A: Not the way most people do it. "Static stretching"—holding each stretch in the same position for a few seconds (such as bending over to touch your toes)—only produces a temporary increase in your flexibility. "I liken static stretching to the old Stretch Armstrong doll," says Bill Hartman, P.T., C.S.C.S. "You stretch it, and it slowly returns to shape." To make a more permanent change in the flexibility of your muscles, static stretches would need to be held for about 20 minutes each. "Besides subjecting yourself to inhumane levels of boredom," adds Hartman, "that type of stretching can actually weaken the connective tissues of your muscles and joints, impairing sports performance and increasing your risk for injury." A better way to increase flexibility is by performing repetitive dynamic movements and strength-training movements, such as lunges, squats, and good mornings throughout their full, pain-free range of motion (the farthest your body can travel without pain while keeping good form in the exercise). As time goes by, your range of motion will increase and you'll develop improved strength and flexibility throughout the entire movement.
How much should I lift?
A: The beginner's rule of thumb: Use the heaviest weight that allows you to complete every repetition and maintain control over the speed of the weight at all times. Here's an example: Say you're doing 10 repetitions of the bench press. You should be able to lower the barbell to your chest at the same rate of speed from top to bottom for each repetition. "If the speed of the bar starts to accelerate at the halfway point of a rep, you're no longer able to control the weight," says Hartman. "It's controlling you." It will take a bit of experimentation to determine the weights you should use for each exercise. If you lose control over the weight before you've finished the number of repetitions you were striving for, you went too heavy. If you were able to complete all repetitions but felt like you could have done several more, you went too light.

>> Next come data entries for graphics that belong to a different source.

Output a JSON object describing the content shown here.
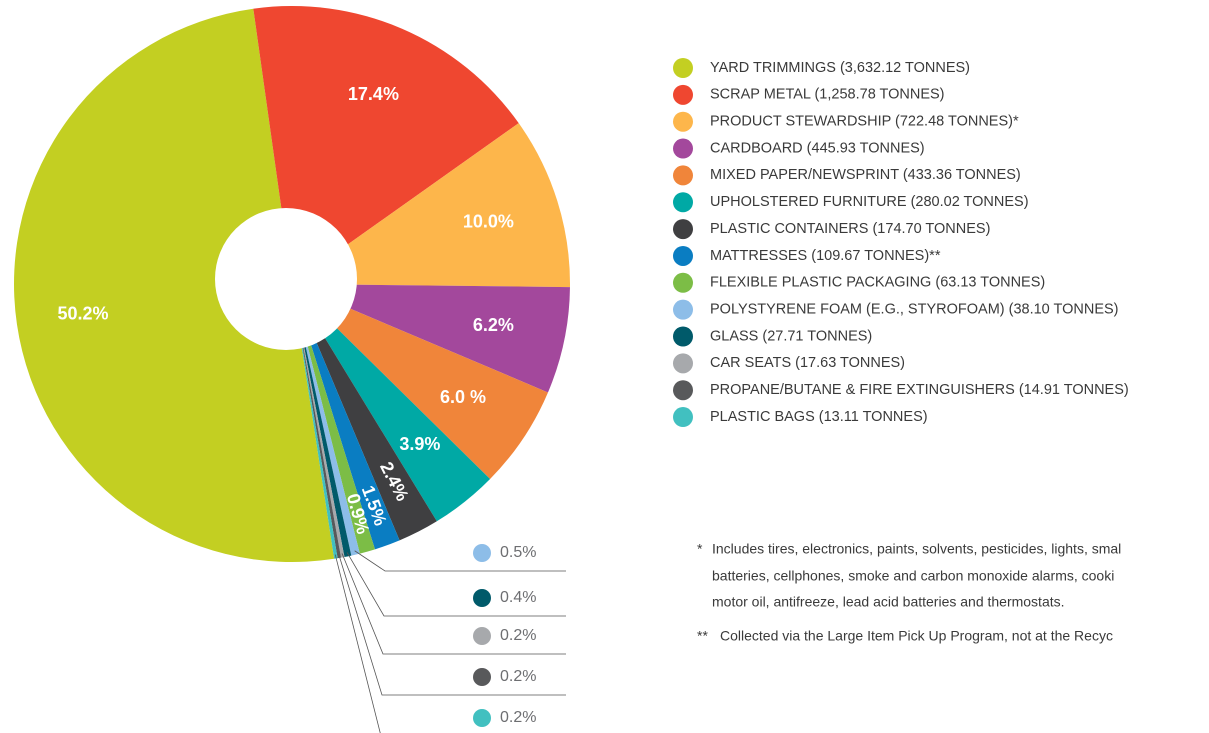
{
  "chart_data": {
    "type": "pie",
    "categories": [
      "YARD TRIMMINGS (3,632.12 TONNES)",
      "SCRAP METAL (1,258.78 TONNES)",
      "PRODUCT STEWARDSHIP (722.48 TONNES)*",
      "CARDBOARD (445.93 TONNES)",
      "MIXED PAPER/NEWSPRINT (433.36 TONNES)",
      "UPHOLSTERED FURNITURE (280.02 TONNES)",
      "PLASTIC CONTAINERS (174.70 TONNES)",
      "MATTRESSES (109.67 TONNES)**",
      "FLEXIBLE PLASTIC PACKAGING (63.13 TONNES)",
      "POLYSTYRENE FOAM (E.G., STYROFOAM) (38.10 TONNES)",
      "GLASS (27.71 TONNES)",
      "CAR SEATS (17.63 TONNES)",
      "PROPANE/BUTANE & FIRE EXTINGUISHERS (14.91 TONNES)",
      "PLASTIC BAGS (13.11 TONNES)"
    ],
    "values": [
      50.2,
      17.4,
      10.0,
      6.2,
      6.0,
      3.9,
      2.4,
      1.5,
      0.9,
      0.5,
      0.4,
      0.2,
      0.2,
      0.2
    ],
    "value_labels": [
      "50.2%",
      "17.4%",
      "10.0%",
      "6.2%",
      "6.0 %",
      "3.9%",
      "2.4%",
      "1.5%",
      "0.9%",
      "0.5%",
      "0.4%",
      "0.2%",
      "0.2%",
      "0.2%"
    ],
    "colors": [
      "#c3cf22",
      "#ef4730",
      "#fdb64b",
      "#a3489c",
      "#f0853a",
      "#00a9a5",
      "#3f3f41",
      "#0a7dc2",
      "#7cbd46",
      "#8dbde8",
      "#005a6a",
      "#a7a9ac",
      "#58595b",
      "#41c0c0"
    ],
    "notes": [
      {
        "marker": "*",
        "lines": [
          "Includes tires, electronics, paints, solvents, pesticides, lights, smal",
          "batteries, cellphones, smoke and carbon monoxide alarms, cooki",
          "motor oil, antifreeze, lead acid batteries and thermostats."
        ]
      },
      {
        "marker": "**",
        "lines": [
          "Collected via the Large Item Pick Up Program, not at the Recyc"
        ]
      }
    ]
  }
}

On some exercises, it hurts when I lower the weight past a certain point. Is that OK?
A: No—not even if you like that sort of thing. "Everyone has a slightly different anatomy, as well as different levels of flexibility," says Joe Stankowski, N.A.S.M., C.P.T. The key for the best results is to raise and lower the weight (or your body) using flawless form through the greatest range of motion that you can achieve, pain-free.
What program should I get on?
A: Basically, it depends upon your goals. But as a beginner, don't bother trying to create your own workout. You won't be nearly as good at it as the professional strength coaches who do it for a living. Instead, use a "pre-made" routine like the ones we provide every month, which are designed by the world's top fitness experts—we promise you'll get better results.

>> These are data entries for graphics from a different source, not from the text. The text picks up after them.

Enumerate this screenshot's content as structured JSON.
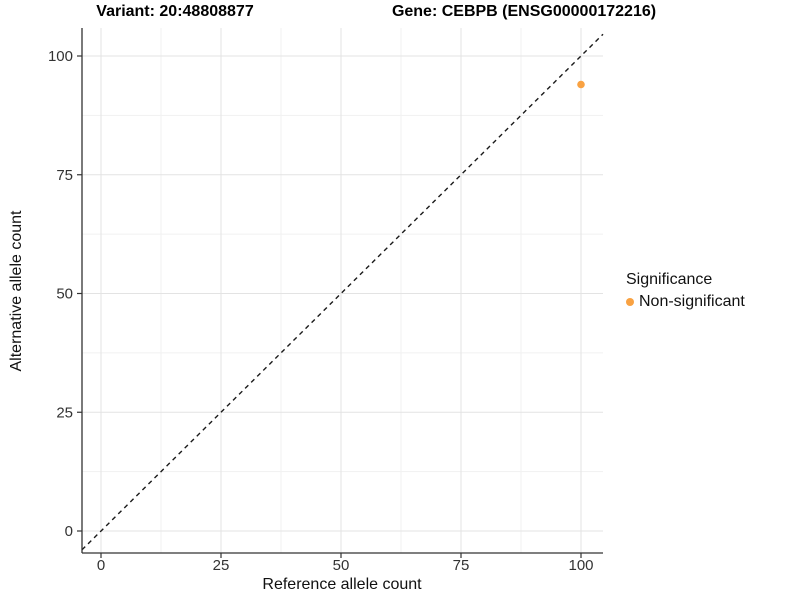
{
  "header": {
    "variant_title": "Variant: 20:48808877",
    "gene_title": "Gene: CEBPB (ENSG00000172216)"
  },
  "chart_data": {
    "type": "scatter",
    "title": "Variant: 20:48808877   Gene: CEBPB (ENSG00000172216)",
    "xlabel": "Reference allele count",
    "ylabel": "Alternative allele count",
    "xlim": [
      -5,
      105
    ],
    "ylim": [
      -5,
      105
    ],
    "xticks": [
      0,
      25,
      50,
      75,
      100
    ],
    "yticks": [
      0,
      25,
      50,
      75,
      100
    ],
    "minor_step": 12.5,
    "grid": "on",
    "points": [
      {
        "x": 100,
        "y": 94,
        "series": "Non-significant"
      }
    ],
    "identity_line": {
      "type": "dashed",
      "slope": 1,
      "intercept": 0,
      "color": "#1a1a1a"
    },
    "legend": {
      "position": "right",
      "title": "Significance",
      "items": [
        {
          "label": "Non-significant",
          "color": "#F9A242"
        }
      ]
    },
    "colors": {
      "point": "#F9A242",
      "grid_major": "#E3E3E3",
      "grid_minor": "#F1F1F1",
      "axis_line": "#333333",
      "tick_text": "#333333",
      "background": "#FFFFFF"
    }
  }
}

Can I just do cardio and skip weights?
A: Sure, but you'll be missing out. Weight training provides benefits aerobic exercise doesn't (and vice versa), whether you're trying to improve your general conditioning or just lose fat. So you're shortchanging your body by doing just one or the other.
I want bigger guns. How much should I train arms?

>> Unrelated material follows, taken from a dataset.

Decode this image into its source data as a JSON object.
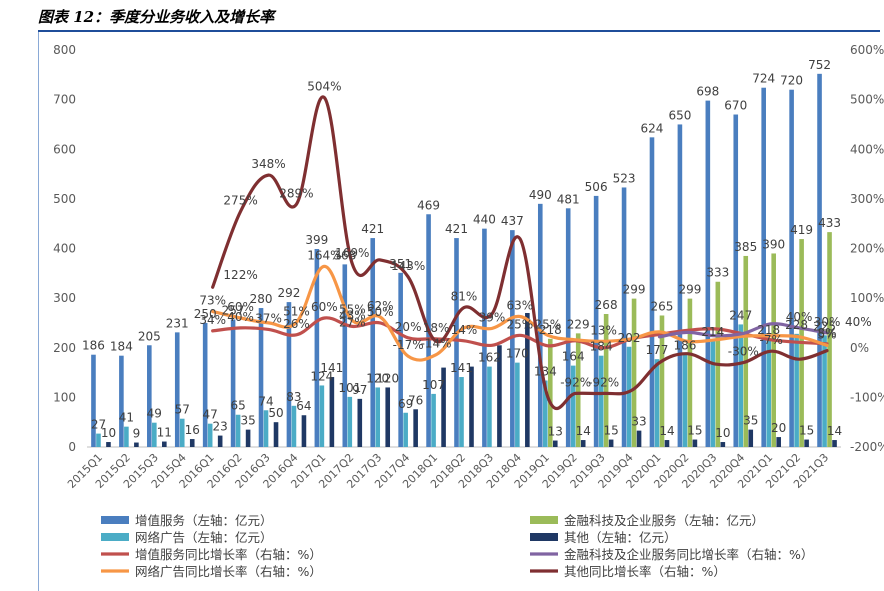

A: Your arms aren't like your girlfriend: They don't require constant attention. In fact, if you're performing compound movements for your upper body (such as chinups and dips), your pipes are likely already getting all the stimulation they need to grow. Any more, in fact, such as bombing them with curls and pressdowns, can lead to overtraining. "Muscle grows in response to heavy loads," says Cosgrove. "Since you lift more weight doing a chinup, it's a better choice for building your biceps than a curl." The same goes for choosing a dip over a pressdown. Compound movements—exercises that involve more than one joint—have the added benefit of working more muscles than isolation exercises (movements that involve only one joint). The chinup's main function is to build your back, but it also hits your core. Compare that to the measly curl, which only hits your biceps. So don't worry about your arms. Unlike some ladies, they're low-maintenance.